- Born: Paige Elizabeth Crosland
- Known for: Painting
- Awards: Purchase Award, International Art Competition, Church History Museum
- Website: paigeandersonart.com

= Paige Crosland Anderson =

American abstract painter

Paige Crosland Anderson is an abstract painter from the United States.

==Career==
In 2011, Anderson obtained a BFA from Brigham Young University (BYU) as a valedictorian and was named a commencement speaker. Known for her geometric paintings that invoke pioneer quilts and Mormon culture. After graduating from BYU, Anderson gained representation and then began to show work in a number of galleries and shows.

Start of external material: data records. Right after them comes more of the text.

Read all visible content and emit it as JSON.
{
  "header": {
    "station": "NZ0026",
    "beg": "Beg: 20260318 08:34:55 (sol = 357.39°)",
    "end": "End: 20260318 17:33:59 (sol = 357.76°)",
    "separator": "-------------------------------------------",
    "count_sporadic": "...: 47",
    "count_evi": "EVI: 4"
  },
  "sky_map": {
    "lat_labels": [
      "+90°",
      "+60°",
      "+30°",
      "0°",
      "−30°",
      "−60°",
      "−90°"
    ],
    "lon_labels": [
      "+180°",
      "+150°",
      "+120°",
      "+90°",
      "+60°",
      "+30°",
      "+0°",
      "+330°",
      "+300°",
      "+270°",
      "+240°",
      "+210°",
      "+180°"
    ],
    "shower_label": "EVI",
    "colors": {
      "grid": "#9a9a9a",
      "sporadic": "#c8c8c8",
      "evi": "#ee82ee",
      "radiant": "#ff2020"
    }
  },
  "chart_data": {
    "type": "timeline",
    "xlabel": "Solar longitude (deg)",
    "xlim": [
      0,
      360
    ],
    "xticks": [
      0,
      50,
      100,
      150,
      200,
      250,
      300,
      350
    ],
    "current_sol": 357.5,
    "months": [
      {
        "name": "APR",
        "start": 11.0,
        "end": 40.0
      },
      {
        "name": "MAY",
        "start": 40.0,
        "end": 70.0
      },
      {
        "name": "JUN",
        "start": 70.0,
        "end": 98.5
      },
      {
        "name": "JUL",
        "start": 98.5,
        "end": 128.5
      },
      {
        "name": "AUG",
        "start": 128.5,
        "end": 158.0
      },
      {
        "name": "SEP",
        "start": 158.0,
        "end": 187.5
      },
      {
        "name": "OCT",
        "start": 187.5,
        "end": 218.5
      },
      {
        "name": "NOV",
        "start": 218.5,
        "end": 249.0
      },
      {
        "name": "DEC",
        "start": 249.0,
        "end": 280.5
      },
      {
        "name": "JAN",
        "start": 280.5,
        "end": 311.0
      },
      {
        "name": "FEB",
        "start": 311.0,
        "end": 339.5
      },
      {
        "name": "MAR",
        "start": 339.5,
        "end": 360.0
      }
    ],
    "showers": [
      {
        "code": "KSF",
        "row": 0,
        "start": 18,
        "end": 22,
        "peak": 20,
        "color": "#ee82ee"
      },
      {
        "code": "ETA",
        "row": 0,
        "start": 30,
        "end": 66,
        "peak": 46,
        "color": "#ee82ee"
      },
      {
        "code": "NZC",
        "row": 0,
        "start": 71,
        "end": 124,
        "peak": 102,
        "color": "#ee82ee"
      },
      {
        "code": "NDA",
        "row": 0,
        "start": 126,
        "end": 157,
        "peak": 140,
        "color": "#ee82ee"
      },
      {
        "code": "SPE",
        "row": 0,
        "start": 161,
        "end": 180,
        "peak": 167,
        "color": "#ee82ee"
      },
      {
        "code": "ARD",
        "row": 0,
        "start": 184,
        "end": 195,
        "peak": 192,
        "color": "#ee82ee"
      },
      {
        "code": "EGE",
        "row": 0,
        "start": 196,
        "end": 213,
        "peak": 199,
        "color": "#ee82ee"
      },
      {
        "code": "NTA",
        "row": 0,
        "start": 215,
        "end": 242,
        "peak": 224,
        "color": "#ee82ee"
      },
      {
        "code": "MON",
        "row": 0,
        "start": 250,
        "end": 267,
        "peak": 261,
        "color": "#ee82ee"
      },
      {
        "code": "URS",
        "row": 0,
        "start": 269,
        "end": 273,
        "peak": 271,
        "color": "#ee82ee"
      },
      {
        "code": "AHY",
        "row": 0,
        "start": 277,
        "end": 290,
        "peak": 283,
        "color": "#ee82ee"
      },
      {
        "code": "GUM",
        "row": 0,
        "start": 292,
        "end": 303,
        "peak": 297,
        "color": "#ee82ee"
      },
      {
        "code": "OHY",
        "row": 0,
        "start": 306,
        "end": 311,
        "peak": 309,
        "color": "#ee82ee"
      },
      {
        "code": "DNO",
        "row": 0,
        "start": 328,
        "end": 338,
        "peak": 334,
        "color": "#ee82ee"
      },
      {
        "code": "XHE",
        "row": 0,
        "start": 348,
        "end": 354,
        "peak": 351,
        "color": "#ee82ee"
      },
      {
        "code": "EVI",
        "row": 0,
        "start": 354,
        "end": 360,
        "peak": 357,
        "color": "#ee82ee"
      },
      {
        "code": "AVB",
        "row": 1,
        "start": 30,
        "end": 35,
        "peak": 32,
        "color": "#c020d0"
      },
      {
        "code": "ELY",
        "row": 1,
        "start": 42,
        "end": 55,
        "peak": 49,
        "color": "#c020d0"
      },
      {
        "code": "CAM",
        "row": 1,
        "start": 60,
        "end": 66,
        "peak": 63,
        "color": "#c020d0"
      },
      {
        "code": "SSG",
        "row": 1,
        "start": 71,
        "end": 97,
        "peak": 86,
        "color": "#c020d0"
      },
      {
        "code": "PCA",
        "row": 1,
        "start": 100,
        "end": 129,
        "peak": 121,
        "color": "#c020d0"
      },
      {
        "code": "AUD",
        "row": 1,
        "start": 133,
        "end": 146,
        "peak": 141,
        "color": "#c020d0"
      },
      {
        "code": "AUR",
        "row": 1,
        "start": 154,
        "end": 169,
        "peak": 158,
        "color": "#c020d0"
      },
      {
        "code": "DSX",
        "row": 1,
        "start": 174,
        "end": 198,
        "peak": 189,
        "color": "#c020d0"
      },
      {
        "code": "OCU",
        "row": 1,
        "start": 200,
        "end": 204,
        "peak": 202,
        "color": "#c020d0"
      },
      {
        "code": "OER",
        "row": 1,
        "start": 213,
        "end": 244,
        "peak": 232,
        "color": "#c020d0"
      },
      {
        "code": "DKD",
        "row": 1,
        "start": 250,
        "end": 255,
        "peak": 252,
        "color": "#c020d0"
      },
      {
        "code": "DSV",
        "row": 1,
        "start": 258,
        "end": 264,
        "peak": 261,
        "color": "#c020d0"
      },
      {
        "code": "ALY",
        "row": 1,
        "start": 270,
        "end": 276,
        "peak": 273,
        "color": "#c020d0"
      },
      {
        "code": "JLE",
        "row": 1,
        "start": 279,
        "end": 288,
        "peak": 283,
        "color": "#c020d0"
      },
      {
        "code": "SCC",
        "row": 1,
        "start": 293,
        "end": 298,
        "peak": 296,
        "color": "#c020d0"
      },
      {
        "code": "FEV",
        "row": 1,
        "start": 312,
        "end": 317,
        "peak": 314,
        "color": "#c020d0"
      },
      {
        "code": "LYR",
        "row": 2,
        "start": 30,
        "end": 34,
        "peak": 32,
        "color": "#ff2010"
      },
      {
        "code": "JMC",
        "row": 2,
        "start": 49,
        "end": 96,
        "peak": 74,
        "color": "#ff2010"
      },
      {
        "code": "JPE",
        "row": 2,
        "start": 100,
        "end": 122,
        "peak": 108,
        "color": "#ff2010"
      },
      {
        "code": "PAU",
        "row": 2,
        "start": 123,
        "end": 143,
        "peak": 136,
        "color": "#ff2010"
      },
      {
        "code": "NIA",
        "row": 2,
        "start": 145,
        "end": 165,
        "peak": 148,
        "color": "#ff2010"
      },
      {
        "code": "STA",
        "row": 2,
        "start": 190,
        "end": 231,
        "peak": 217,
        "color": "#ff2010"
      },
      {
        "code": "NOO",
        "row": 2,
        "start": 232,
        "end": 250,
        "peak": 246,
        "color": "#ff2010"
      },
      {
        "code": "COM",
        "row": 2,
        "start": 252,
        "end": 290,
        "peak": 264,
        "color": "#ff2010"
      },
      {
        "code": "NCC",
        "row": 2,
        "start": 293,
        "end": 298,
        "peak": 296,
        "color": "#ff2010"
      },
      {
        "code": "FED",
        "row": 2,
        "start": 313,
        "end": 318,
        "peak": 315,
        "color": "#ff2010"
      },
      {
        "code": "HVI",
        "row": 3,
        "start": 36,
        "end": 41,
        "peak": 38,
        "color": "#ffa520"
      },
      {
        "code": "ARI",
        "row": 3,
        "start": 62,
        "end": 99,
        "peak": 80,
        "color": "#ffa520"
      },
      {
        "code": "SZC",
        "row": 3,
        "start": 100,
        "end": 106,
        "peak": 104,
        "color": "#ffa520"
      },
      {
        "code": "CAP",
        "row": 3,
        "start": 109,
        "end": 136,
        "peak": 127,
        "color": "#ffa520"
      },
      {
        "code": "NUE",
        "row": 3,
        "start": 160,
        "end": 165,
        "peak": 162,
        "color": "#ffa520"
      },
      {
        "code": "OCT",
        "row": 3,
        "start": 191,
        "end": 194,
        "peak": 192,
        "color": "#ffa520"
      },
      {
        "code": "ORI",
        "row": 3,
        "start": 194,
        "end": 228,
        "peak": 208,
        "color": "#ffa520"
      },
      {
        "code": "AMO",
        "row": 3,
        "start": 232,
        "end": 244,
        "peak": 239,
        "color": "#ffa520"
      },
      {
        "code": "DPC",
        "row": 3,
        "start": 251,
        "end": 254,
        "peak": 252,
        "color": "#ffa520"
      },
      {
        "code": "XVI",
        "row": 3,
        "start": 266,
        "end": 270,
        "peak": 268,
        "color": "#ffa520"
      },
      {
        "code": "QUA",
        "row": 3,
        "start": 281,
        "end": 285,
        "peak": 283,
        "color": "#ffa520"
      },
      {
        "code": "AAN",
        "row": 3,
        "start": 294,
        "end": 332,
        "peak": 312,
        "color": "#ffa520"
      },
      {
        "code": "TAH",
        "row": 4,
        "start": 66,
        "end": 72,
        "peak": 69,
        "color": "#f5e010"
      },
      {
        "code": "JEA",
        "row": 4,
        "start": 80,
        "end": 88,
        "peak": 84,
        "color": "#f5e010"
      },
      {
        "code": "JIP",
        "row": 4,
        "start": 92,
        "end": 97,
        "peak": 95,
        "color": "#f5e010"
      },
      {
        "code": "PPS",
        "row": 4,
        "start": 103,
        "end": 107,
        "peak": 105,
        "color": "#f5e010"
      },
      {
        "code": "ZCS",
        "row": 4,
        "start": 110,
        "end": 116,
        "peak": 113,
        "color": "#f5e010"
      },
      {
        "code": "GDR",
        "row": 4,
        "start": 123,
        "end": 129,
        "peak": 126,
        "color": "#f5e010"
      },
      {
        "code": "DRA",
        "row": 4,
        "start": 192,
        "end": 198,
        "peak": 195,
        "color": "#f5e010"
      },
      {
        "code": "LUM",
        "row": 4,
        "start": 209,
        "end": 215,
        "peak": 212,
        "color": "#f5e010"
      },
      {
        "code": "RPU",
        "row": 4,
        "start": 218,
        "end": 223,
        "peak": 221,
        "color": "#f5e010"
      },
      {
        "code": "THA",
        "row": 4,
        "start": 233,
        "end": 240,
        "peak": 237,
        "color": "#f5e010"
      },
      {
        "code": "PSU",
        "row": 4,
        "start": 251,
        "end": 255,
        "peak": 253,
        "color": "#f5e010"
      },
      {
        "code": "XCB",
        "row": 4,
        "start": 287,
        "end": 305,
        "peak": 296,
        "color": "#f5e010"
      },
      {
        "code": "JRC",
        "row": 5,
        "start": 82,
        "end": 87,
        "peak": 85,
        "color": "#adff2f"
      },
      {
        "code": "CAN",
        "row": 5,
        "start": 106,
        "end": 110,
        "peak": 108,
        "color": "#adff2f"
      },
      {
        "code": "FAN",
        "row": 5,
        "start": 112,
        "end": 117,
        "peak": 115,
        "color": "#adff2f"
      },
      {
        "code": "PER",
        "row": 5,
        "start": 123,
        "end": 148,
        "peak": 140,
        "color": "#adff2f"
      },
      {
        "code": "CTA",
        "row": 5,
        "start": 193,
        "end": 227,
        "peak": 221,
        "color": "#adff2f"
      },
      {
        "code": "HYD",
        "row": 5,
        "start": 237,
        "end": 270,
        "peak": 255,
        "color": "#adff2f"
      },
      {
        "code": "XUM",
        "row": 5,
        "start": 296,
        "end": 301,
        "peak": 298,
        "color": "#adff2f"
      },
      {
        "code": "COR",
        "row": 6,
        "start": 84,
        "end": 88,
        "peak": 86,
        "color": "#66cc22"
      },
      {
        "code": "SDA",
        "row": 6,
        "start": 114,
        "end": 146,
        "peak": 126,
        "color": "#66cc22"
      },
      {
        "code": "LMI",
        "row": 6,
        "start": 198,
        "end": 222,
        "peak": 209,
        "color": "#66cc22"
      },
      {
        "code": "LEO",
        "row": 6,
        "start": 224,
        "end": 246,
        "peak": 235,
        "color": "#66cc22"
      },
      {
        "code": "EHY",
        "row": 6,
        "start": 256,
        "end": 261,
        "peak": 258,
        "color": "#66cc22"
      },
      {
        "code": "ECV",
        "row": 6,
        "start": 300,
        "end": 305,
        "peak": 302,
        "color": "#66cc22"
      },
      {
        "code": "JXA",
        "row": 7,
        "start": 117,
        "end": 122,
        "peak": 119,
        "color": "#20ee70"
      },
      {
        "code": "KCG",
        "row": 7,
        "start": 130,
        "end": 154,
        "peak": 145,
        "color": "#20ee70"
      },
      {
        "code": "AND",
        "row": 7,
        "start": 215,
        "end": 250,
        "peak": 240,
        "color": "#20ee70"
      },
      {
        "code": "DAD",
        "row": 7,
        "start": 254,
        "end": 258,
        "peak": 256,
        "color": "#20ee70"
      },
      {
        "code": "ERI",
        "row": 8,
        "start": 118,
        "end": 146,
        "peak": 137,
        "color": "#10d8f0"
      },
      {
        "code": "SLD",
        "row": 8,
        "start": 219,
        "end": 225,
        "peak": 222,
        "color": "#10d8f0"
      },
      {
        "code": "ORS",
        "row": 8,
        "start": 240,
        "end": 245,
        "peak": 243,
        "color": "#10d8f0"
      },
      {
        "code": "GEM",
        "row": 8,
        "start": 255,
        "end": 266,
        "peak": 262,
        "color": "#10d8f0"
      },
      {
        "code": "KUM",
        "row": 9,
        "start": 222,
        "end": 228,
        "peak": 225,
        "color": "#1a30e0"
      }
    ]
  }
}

The themes of Anderson's work included quilts, geometric shapes, patterns, endlessness, and eternity.
Anderson explains, "Pioneer quilt patterns are symbols of my cultural heritage. Not only I am the descendant of Mormon pioneers who crossed the plains but also my grandmother Donna was an expert quilter. Quilting is work that reveals its toil only on close inspection. That is the way I want my artwork to be. I believe it's a metaphor for a life well-lived. In my art-making process, I paint the same pattern several times in different colors until there are an indiscernible number of underlayers. The viewer may only see hints of the effort that is behind the final product but that is intentional. The layers, the repetition, the colors, and the pattern itself are all avenues by which my work could be accessed by the viewer."

==Awards==
Anderson was a Purchase Award winner at the 10th International Art Competition, Tell Me The Stories of Jesus, a juried exhibition at the Church History Museum in Salt Lake City, Utah. She received Honorable Mention from the annual Zion Art Competition in 2016. She was selected honorable mention at the 96th Annual Spring Salon, a juried exhibition at the Springville Art Museum in Springville, Utah.

==Personal life==
Anderson grew up in Provo, Utah and lives in Salt Lake City, Utah. She is a member of the Church of Jesus Christ of Latter-day Saints and is married with two daughters. She and her husband previously lived in Washington, D.C. and Bologna, Italy.